Roles of thiolate ligands in the synthesis, properties and catalytic application of gold nanoclusters

Abstract

Ultrasmall (<2 nm) ligand-protected metal nanoclusters (NCs) have been an emerging class of functional materials with rich coordination chemistry, finding increasing acceptance in both basic and applied research owing to their atomic precision, well-defined molecular structure, and intriguing molecular-like properties. The presence of ligands on metal NCs is crucial not only for maintaining their atomic precision and well-defined structure, but also for their rich coordination chemistry with noble metals, influencing the synthesis, and physicochemical and catalytic properties of metal NCs.
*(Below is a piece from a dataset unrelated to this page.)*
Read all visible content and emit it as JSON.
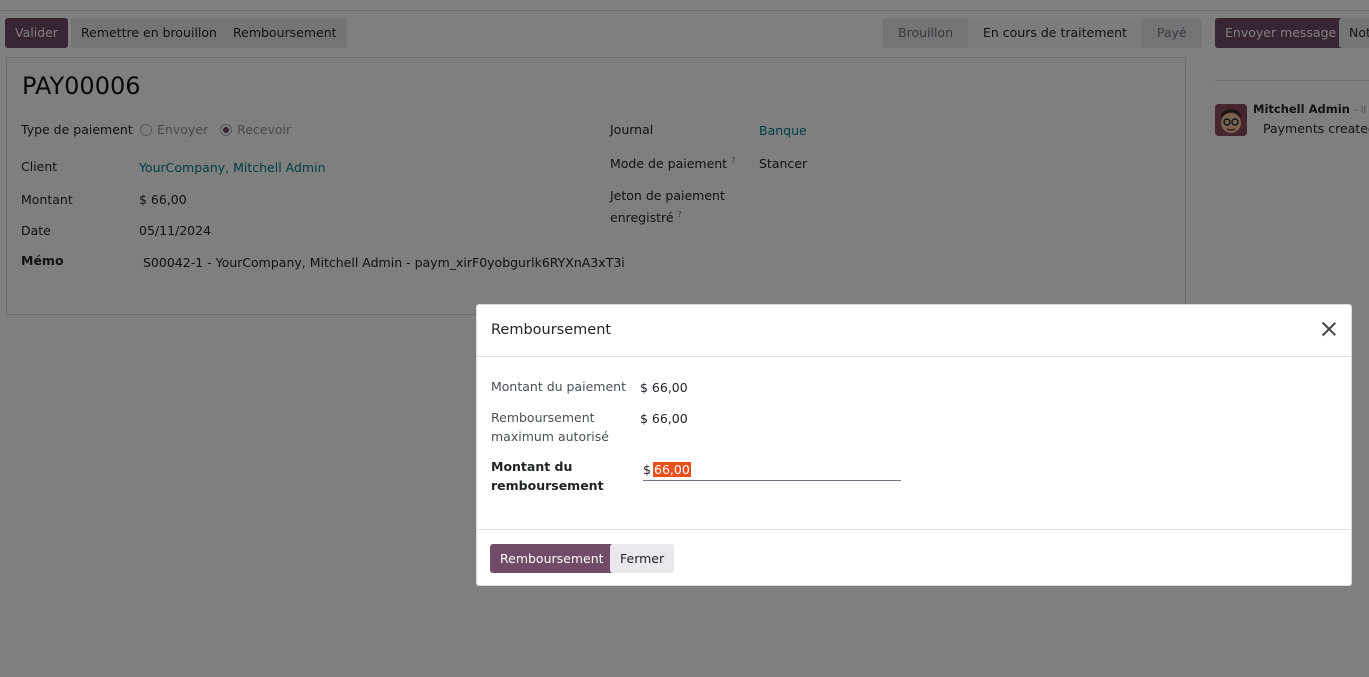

In this review, we discuss the important roles of ligands to metal NCs, taking water-soluble gold nanoclusters (Au NCs) as an example. The review covers the fundamental understandings (and advances) on the roles of ligands to water-soluble Au NCs in the synthesis (e.g., influencing the size and formation rate, and revealing the growth mechanisms), physicochemical properties (e.g., geometrical structure, chirality, stability, solubility, and electronic, photoluminescence and biological properties) and catalytic applications (e.g., accessibility, activity, selectivity, and coordination of catalytic mechanism of quasi-homogeneous catalysts and immobilization of heterogeneous catalysts). The review also highlights some challenging issues on how ligands and ligand engineering could expand the scope of metal NCs in the synthesis, physicochemical properties, and catalytic application.